Florida's tort reforms, including House Bill 837, have led to a 30% drop in property insurance litigation, easing legal costs for insurers. Reciprocal insurers, where policyholders share financial risks, saw improved financial performance and reduced legal expenses. The changes are helping stabilize Florida’s insurance market.

Florida's recent tort reforms are beginning to reshape the state's property insurance landscape, with litigation rates dropping 30% since the measures took effect.

The Florida Office of Insurance Regulation confirmed the decline, attributing it largely to House Bill 837, which limits one-way attorney fees and reduces incentives for excessive legal action. These changes have particularly benefited reciprocal insurers, where policyholders share in the financial risks.

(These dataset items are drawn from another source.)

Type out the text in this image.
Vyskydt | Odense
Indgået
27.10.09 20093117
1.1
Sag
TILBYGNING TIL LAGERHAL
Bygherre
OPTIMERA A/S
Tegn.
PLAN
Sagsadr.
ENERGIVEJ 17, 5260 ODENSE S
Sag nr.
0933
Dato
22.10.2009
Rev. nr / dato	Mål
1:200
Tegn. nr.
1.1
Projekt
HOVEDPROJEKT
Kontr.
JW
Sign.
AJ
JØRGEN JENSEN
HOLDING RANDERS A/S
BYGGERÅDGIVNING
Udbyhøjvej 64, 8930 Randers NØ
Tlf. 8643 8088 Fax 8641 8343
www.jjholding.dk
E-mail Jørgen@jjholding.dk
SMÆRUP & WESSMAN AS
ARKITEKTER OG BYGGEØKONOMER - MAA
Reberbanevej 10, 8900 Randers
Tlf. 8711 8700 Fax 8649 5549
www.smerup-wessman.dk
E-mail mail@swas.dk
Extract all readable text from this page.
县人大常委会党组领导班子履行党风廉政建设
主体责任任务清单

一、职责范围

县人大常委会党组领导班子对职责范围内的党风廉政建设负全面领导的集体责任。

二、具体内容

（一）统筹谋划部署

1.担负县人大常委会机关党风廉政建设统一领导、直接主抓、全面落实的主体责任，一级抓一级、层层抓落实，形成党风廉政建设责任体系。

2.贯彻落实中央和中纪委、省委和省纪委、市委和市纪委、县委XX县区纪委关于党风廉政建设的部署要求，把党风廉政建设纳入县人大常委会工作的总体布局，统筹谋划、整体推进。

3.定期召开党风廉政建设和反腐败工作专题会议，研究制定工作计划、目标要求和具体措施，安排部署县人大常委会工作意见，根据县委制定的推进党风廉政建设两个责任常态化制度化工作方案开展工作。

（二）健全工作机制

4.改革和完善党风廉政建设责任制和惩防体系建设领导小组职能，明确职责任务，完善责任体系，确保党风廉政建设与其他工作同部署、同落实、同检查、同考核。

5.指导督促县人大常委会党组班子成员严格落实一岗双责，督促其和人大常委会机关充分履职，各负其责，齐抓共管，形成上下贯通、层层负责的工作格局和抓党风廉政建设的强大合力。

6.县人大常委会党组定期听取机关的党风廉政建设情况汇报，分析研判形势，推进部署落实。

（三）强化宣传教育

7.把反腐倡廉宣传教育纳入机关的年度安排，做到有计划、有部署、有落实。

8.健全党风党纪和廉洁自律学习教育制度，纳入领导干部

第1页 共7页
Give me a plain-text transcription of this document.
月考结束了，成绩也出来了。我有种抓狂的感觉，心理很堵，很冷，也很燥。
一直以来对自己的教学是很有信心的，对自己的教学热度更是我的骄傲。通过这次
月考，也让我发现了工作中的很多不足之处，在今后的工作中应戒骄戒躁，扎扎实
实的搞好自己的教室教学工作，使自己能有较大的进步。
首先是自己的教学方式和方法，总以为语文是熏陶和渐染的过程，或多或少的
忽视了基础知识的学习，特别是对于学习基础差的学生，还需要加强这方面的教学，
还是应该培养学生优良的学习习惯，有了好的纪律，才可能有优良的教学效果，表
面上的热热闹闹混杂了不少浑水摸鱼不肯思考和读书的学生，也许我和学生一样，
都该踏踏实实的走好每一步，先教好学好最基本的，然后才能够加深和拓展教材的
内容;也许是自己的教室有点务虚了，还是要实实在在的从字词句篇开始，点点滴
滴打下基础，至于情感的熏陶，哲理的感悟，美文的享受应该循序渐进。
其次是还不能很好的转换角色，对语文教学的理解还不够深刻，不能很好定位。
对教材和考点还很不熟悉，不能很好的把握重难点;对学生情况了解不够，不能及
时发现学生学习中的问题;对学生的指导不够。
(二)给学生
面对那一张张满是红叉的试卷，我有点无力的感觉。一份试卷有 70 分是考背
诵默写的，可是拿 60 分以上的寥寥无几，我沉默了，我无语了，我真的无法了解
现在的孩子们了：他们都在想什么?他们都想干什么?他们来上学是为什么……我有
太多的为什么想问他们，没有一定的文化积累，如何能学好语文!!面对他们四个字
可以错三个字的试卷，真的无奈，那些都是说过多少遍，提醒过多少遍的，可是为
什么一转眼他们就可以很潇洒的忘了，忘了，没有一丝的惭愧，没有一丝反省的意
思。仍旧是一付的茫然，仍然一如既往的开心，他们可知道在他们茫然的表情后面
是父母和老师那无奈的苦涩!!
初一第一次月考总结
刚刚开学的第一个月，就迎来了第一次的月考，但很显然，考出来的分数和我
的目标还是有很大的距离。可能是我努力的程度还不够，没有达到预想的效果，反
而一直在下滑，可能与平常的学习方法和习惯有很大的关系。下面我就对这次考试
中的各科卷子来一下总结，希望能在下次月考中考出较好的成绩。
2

According to the Florida Senate Banking and Insurance Committee, some reciprocals saw more than 15% savings in loss adjustment expenses, with improved underwriting results and fewer contested claims. AM Best also noted better combined ratios among Florida reciprocals in 2024, with many moving from losses to breakeven or slightly profitable positions.

While broader impacts on policyholders and premium rates remain to be seen, the data signals that tort reform is helping stabilize Florida’s troubled insurance market—at least for now.